Highways and Heatwaves

The best thing about starting out early on the first day of a vacation is that you are too excited to sleep anyway.  When the alarm went off at quarter past 3am it felt like I had just closed my eyes, but I was up in a flash and dashed around, pumping with excitement about the trip ahead.  It took some skill getting all the food into the Thermo-electric cooler, but we hit the road just after 4am, right on schedule.  Now I know road trips are supposed to be spontaneous and not even scheduled, but for my mild degree of OCD, it was too scary just taking things as they come.  I had worked out a vague outline of what progress we should make in order to arrive at our camp sites before the gates close or the sun sets.

Sunrise greets us on the way to Christiana, and as we cross the bridge over the Vaal river and into town we marvel at the beauty of the early morning waters.  With the help of Gloria the GPS, we head to the nearest garage for our first stop.  Luckily I had thrown a spare roll of toilet paper in the car as the Christmas-rush left the Caltex in Christiana without any.  I get my turn behind the wheel and head out in the direction of Jan Kemp-dorp.   All is good until about half-past seven when we cross a little bridge over a little river, and is met by a gravel road on the other side.  Laughing in disbelief, I calculate that Delportshoop lies 40km’s away.  Well, we’re shaken, not stirred  though and cautiously, we continue with a good spirit attributed to the fact that it is the first day and still early at that.
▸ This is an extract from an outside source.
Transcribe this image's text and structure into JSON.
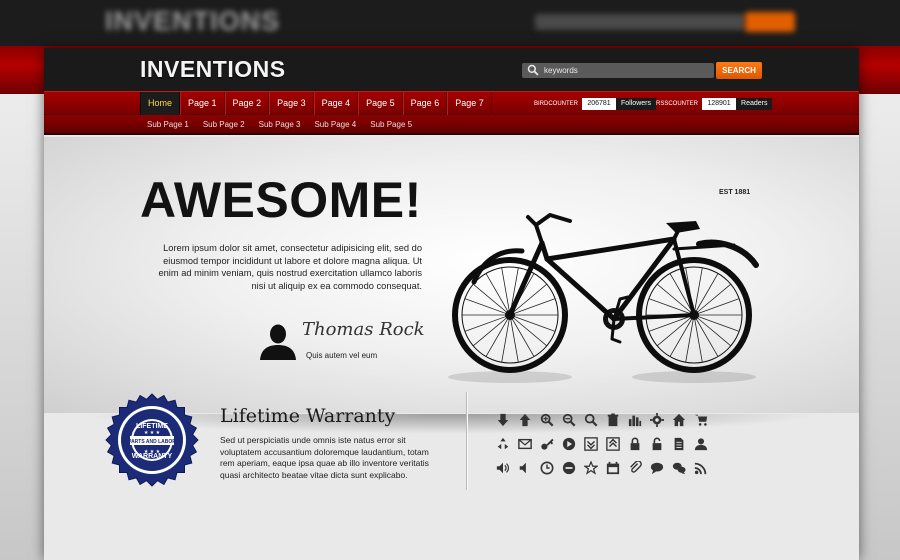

An hour later we get back on tar and the 100 km/h speed limit feels like flying after going 40 km/h for the past hour.  The road is lined with emptiness as far as the eye can see, and rocks seem to be the only vegetation known to the area.  This barren beauty follows us through Postmasburg where we grab a Bimbo’s bite to eat, before treading onto another gravel road.   I could blame the GPS, but it was me who entered the via-point destinations, unaware of the state of the roads that connect them.  (Note to self – you are not as clever as you think you are, do your homework more thorough!)

Just before midday, we take the N14 in the direction of Upington – no more grave surprises for us today, although the detour impressed us with amazing mountains, a small doe, a yellow-billed hornbill and other beautiful scenarios.  We reach Upington with the fuel gauge and our stomachs in desperate need of refuelling.   But we run a tight schedule and we keep the stop for fuel and KFC short and sweet.  In Keimoes we take a few snaps at the Waterwheel next to the main road.  This replica of the traditional water wheel used to get water onto the irrigation lands, and was declared a national monument in 1978.

At last we get the first road sign to Augrabies and we follow the road through green patches of vineyards in the barren grey earth to the gate of the National Park.  The air-conditioned reception is like an oasis in the desert and the personnel are very friendly, explaining the map and rules in Afrikaans (our mother tongue).  The campsites are not assigned according to booking, so it is a matter of first-come first-choice.  We quickly realize the choice is between either grass, shade or a braai-place, with a combination of any of them a very rare occurrence.   Astonishingly we do manage to find a grassy site in the shade of a big tree, with a braai-place just outside our front door.  The power point needs a blue camping adaptor – probably the only thing I didn’t pack.  Luckily the shop has them on sale and our thermo-electric cooler hums happily away while we pitch the tent.  Dusty and sweaty we hop into our swimsuits, and head off to the pools with an ice-cold drink in hand.  The pool’s water is almost lukewarm but perfect after the day we’ve had.  With swimsuits still wet, we stroll down the walkways to the main waterfall, which we could hear even from the campsite.  What a magnificent sight!  1000’s of liters of water stream from the mighty Orange River down the 56m fall in a rush of spray and noise to continue down an 18km gorge down below.  A rainbow-coloured lizard catches my attention and I start following it with my camera.  I soon discover a few more grey and rainbow lizards, and photograph them as they become territorial about pieces of rubbish paper lying around.  The shadows draw long and the mosquitoes start pestering us so we head back to camp.

True to tradition, the fire is soon crackling and we make sandwiches to roast with the lamb chops.  Left-over potato-salad from Christmas-lunch completes the meal and we enjoy our supper under the magnificent stretch of star-covered sky with the sound of the waterfall in the background.  Weary after the long day and bumpy with mosquito-bites we crawl into bed behind the safety of our tent’s mesh-doors.  Tomorrow it’s an early start and a long stretch again – but if it’s anything like today, it will be worth it.  Good night all.